According to the Centers for Disease Control (CDC), one in five Americans age 55 years or older have some kind of mental health concern. They often suffer from anxiety, severe cognitive impairment, and mood disorders, including depression and bipolar disorder. The coronavirus pandemic has led to an increased sense of loneliness or isolation among many older adults. If you need mental health services, Medicare covers both inpatient and outpatient mental health care in a variety of settings.
Outpatient mental health care under Medicare Part B:
- What kind of care do you need? Medicare covers a wide range of outpatient mental health services, including individual and group psychotherapy, family counseling if the key purpose s to help with your treatment, psychiatric evaluation, medication management and substance abuse counseling. Medicare also covers annual screenings for depression at a primary care doctor’s office or a primary care clinic.

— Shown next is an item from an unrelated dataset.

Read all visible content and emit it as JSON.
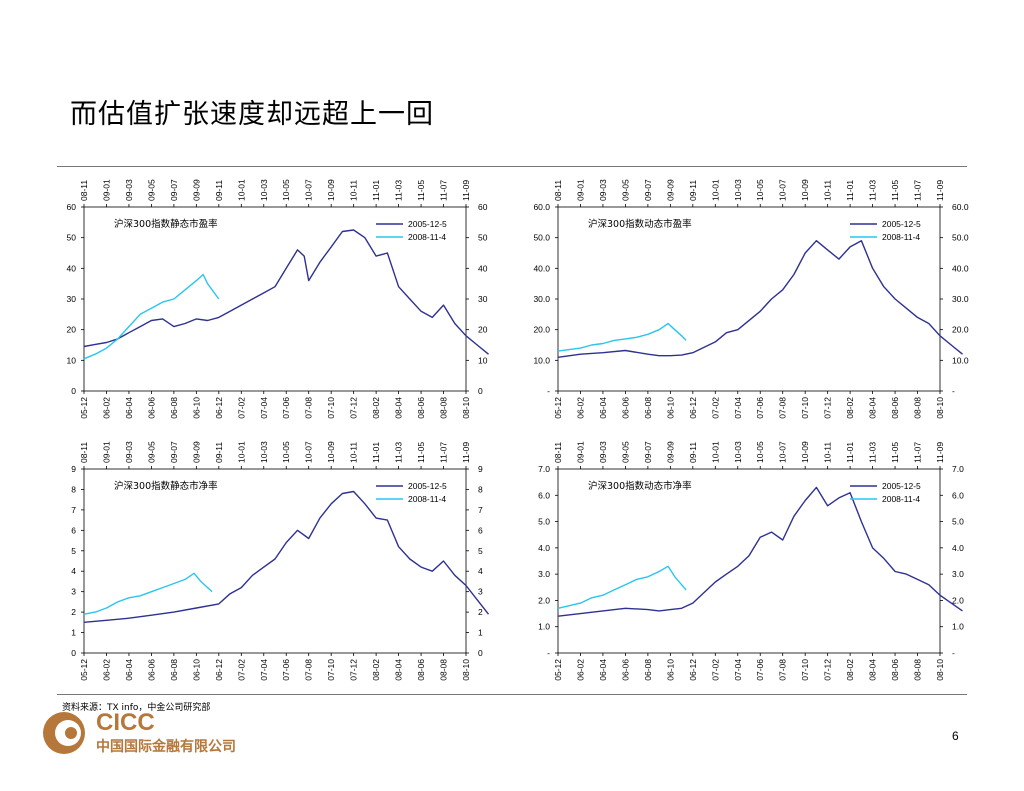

- Who provides your care? Medicare covers outpatient mental health care counseling and therapy services from many different mental health providers, including psychiatrists, clinical psychologists, nurse practitioners, clinical social workers, nurse specialists and physicians’ assistants.
- Where can you receive outpatient mental health services? You can receive care in a doctor’s or other health care provider’s office, a hospital outpatient department or at a community mental health center.
- What does Medicare cover? Unless you receive care from a medical doctor, Medicare will pay for 80 percent of your care only if your mental health care provider is Medicare-certified and takes assignment (accepts Medicare’s approved rate as payment in full). If you’re in a Medicare Advantage plan, you must see an in-network provider and you likely will have a copay; you may also have a deductible.